Rabu 24 Sep 2014 20:13 WIB

Ini Tantangan Ekonomi Pemerintahan SBY-JK

Rep: nuraini/ Red: Taufik Rachman
Bambang Sudibyo
Bambang Sudibyo

REPUBLIKA.CO.ID,JAKARTA -- Pemerintahan Joko Widodo - Jusuf Kalla dihadapkan pada ekspektasi publik yang besar. Padahal, perekonomian pada masa pemerintahan mereka ditantang sejumlah permasalahan yang berasal dari keseimbangan ekonomi eksternal dan internal.

Dengan ekspektasi publik yang lebih besar dari pemerintahan Susilo Bambang Yudoyono (SBY)-Boediono, Guru Besar UGM, Bambang Sudibyo yang juga mantan menteri keuangan, memberi masukan bagi Jokowi-JK.
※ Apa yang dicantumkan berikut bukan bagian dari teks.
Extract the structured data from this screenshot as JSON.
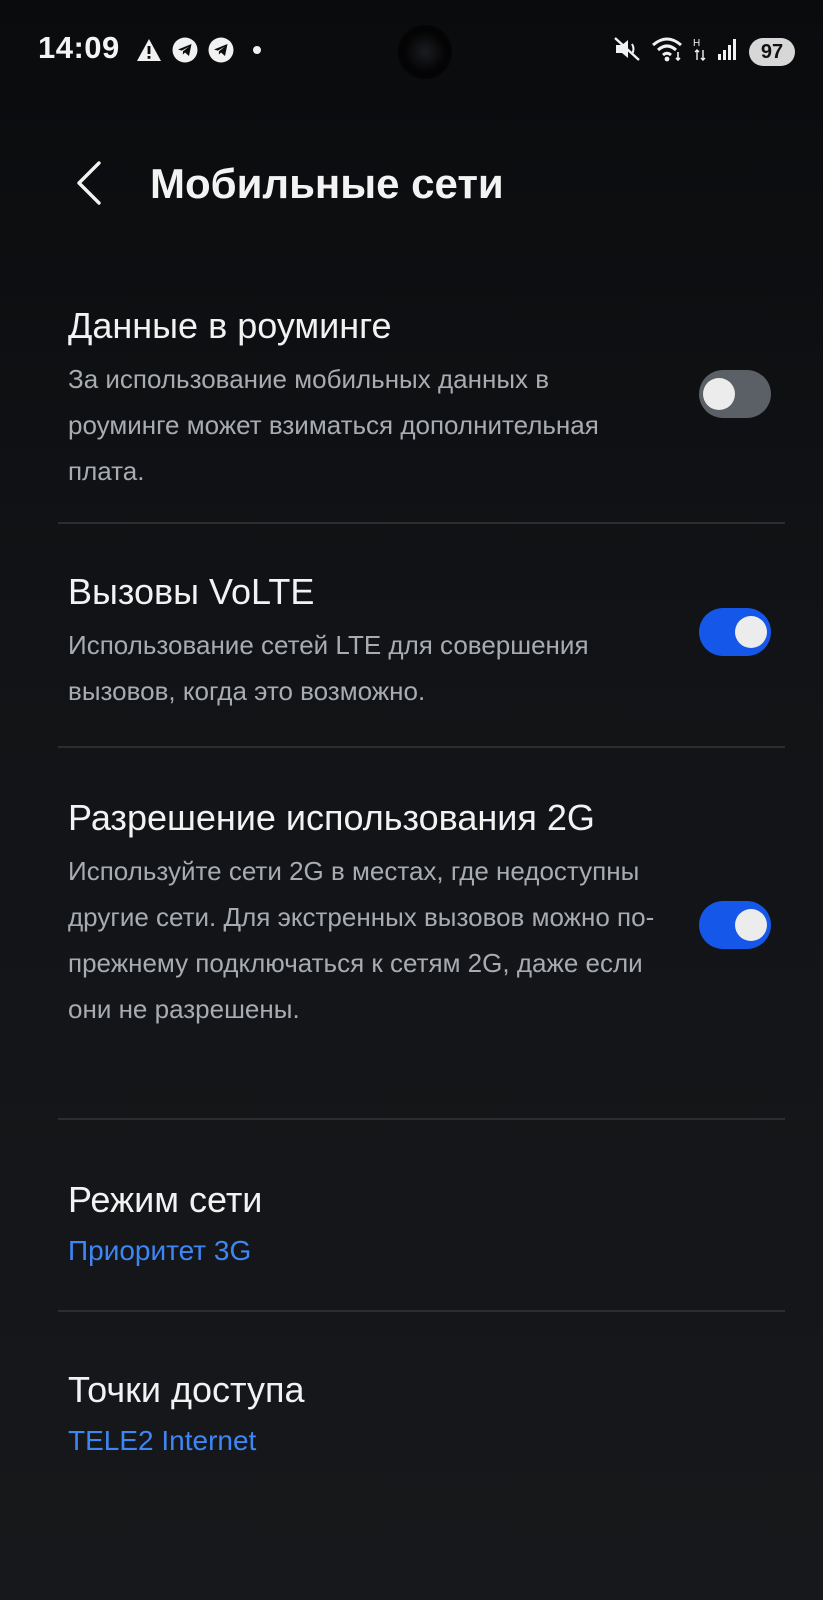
{
  "status_bar": {
    "time": "14:09",
    "battery": "97",
    "left_icons": [
      "warning-icon",
      "telegram-icon",
      "telegram-icon",
      "dot-icon"
    ],
    "right_icons": [
      "mute-vibrate-icon",
      "wifi-icon",
      "mobile-data-icon",
      "signal-icon"
    ]
  },
  "header": {
    "title": "Мобильные сети"
  },
  "settings": {
    "roaming": {
      "title": "Данные в роуминге",
      "description": "За использование мобильных данных в роуминге может взиматься дополнительная плата.",
      "enabled": false
    },
    "volte": {
      "title": "Вызовы VoLTE",
      "description": "Использование сетей LTE для совершения вызовов, когда это возможно.",
      "enabled": true
    },
    "allow_2g": {
      "title": "Разрешение использования 2G",
      "description": "Используйте сети 2G в местах, где недоступны другие сети. Для экстренных вызовов можно по-прежнему подключаться к сетям 2G, даже если они не разрешены.",
      "enabled": true
    },
    "network_mode": {
      "title": "Режим сети",
      "value": "Приоритет 3G"
    },
    "access_points": {
      "title": "Точки доступа",
      "value": "TELE2 Internet"
    }
  },
  "colors": {
    "accent": "#3f86f5",
    "toggle_on": "#1557e8",
    "toggle_off": "#5b5f66",
    "background": "#0f1113"
  }
}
"Kalau mereka berdua salah ambil langkah, nasibnya bisa seperti SBY, kepercayaan publik yang merosot membuat kelihatan sekali beliau (SBY) gamang dalam mengambil kebijakan publik," ujar Bambang ditemui dalam pertemuan editor yang digelar Bank BCA di Jakarta, Rabu (24/9).

Ekonomi Indonesia, kata Bambang, menghadapi permasalahan keseimbangan eksternal dan internal yang sangat rentan. Indikator keseimbangan eksternal seperti neraca perdagangan, neraca pembayaran, hingga nilai tukar rupiah dinilai lemah dan rentan. "Ruang fiskal sangat sempit," ujar Bambang.

Indikator keseimbangan internal seperti inflasi juga dinilai rentan. Bank Indonesia menilai target inflasi masih bisa dicapai pada 3,5 persen sampai 4,5 persen. Namun, Bambang mengingatkan Jokowi-JK akan menaikkan harga bahan bakar minyak (BBM) yang memicu inflasi.

Inflasi dalam negeri tetap rentan karena infflasi dasar (core inflation) tinggi akibat infrastruktur tak memadai. Aliran barang dan jasa dinilai Bambang tersendat karena managemen energi dan pangan yang amburadul dan sarat kepentingan. "Padahal, energi dan pangan ini bobotnya dalam inflasi tinggi," ujarnya.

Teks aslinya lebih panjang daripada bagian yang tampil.